Cyber crimes on the rise; but how ready are financial institutions?

Cyber crime is a growing threat globally and the second most commonly reported economic crime affecting financial-services firms.

Cyber crimes

According to a report by PricewaterhouseCoopers (PwC) LLP Global Economic Crime survey released last year, cybercrime has risen up the ranks over the last couple of years.

The survey states that cybercrime accounts for 38 per cent of economic crime incidents compared to 16 per cent for other industries.

The survey analysed 3,877 responses spanning 78 countries across the globe, with 23 per cent of those (878 respondents) coming from the financial sector.

In Rwanda, police statistics also indicate that in 2011, about several cases of cyber related crimes were registered. Last year, the Rwanda National Police arrested 76 suspects in connection with the theft of Rwf1.2 billion from 12 banks. Some of the cases were cyber related crimes.

Another report released last month by Centre for Strategic and International Studies (CSIS), said global cyber activity is costing up to $500 billion each year, which is almost as much as the estimated cost of drug trafficking.

The global threat is giving financial institutions a hard time and posing a serious threat to the world’s economy.

The fight

Like any other developing economies the world over, Rwanda is turning the spotlight to cyber security risks that are threatening the financial sector by putting in place robust mechanisms against the attacks.
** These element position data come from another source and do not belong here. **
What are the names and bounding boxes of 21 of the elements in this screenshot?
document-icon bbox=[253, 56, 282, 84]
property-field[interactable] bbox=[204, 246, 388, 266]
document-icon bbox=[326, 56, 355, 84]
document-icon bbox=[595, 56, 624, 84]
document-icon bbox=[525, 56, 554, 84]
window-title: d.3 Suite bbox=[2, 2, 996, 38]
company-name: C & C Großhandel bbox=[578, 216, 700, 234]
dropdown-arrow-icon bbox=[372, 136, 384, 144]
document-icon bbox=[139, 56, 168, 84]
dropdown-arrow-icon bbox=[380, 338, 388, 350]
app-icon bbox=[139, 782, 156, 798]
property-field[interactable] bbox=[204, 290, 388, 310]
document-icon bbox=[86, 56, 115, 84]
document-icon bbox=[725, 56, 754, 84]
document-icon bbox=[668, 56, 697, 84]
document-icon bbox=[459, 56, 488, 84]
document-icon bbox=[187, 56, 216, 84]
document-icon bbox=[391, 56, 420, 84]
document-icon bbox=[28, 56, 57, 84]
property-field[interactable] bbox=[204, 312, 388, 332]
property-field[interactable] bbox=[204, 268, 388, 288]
For example, the National Bank of Rwanda has set up a division dedicated to monitor the possibility of any economic crime cyber attacks.

“The department staff has been trained and empowered to do research on the latest cyber crime threats,” Justin Rurazi, the director of Information and Communication Technology at the central bank said, adding; “We are also in the middle of an internal cyber security awareness campaign.”

BNR, according to Rurazi, has built a strong infrastructure that helps to prevent and detect any cyber-crime related threats.

“We have not encountered any threat at the central bank, but this will not stop us from laying strategies to prevent the attacks. We are also planning to share the information with commercial banks and also look at how they are responding to the growing pressures of having robust preventative and detective controls in place,” explained Rurazi.

And local banks have not been left out.

Maurice K. Toroitich, the managing director of Kenya Commercial Bank, Rwanda, said it is time for the financial sector to enhance internal intelligence system by identifying possible sources of cyber crimes and putting in place mechanisms to detect the threats.

“You cannot prevent cyber crimes from happening; the more important thing is how to prepare your people to know the threats and how to detect them,” he added.

Toroitich said KCB is investing considerably in the fight against cyber attacks by updating the management systems and training the staff charged with monitoring the situation.

“Economic cyber criminals are very clever and cosntitute a major threat. We have not encountered any hacking into our system, but have experienced automated teller machines robbery.”

In this digital era, some of the developing technologies such as using ‘apps’ to access banking services and mobile phones to make payments are likely to increase, rather than decrease, the economic crime cyber risks.

This is because the financial sector remains hugely attractive to criminals.

Awareness campaigns

According to Youth and ICT minister, Jean Philbert Nsengimana, Rwanda’s approach is more on prevention than actually fighting the crime.

“We are carrying out awareness campaigns on emerging cyber threats and building the capacity to respond to the attacks in case they occur,” he said, noting that effective prevention is the only solution to minimise cyber costs brought about by hacking which continues to grow in size and intensity.

The 2013/2014 Budget allocation to the ICT sector saw billions of francs set aside to establish a front line of defence against the immediate threats resulting from digitised economy.

The consequences of cyber attacks include, among others, leaking national security confidential information, destroying research materials with no backup and sale of trade secrets to competitors.

In the US alone, it is estimated that cyber crime is the catalyst behind the loss of as many as 500,000 jobs as companies struggle with the loss of coveted intellectual property, confidential strategies that are snooped on, and suffer reputational harm.